At the beginning of 2015, the Umweltbank was criticized for failing to inform on its homepage that the board had no budget discharge for 2013.

According to a report by Die Tageszeitung from Berlin, the Umweltbank is said to have refused a paid student his leave and continued salary in the event of sickness. The Umweltbank violated thereby valid employment law. According to the board, the bank has failed to do so due to an inappropriate administrative burden, which arises as part of a flexible working model. A student should have been dismissed without warning or a reason due to a submitted vacation request. However, according to the CEO Horst Popp this model is no longer offered for reasons of legal certainty. A judicial dispute between the bank and the student is pending.

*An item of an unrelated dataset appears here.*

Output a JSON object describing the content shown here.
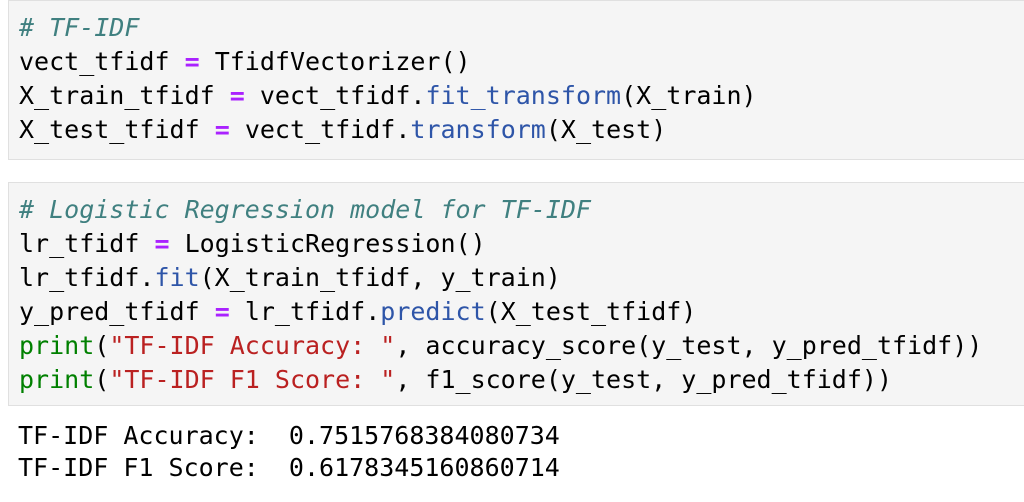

After persistent criticism, the founder of the bank and CEO Popp resigned as a member of the executive board on April 30, 2015. According to a report by the Handelsblatt he was accused of violating the German Stock Corporation Act during the discharge of the Management Board for the 2013 financial year and of insufficiently pointing at the existing risks in the distribution of wind farm funds and profit participation certificates. At the annual general meeting on 15 June 2015, the Umweltbank was heavily criticized by investor representatives for a lack of transparency and decisions in an autocratic manner. Due to a computer error, the meeting had to be closed without result.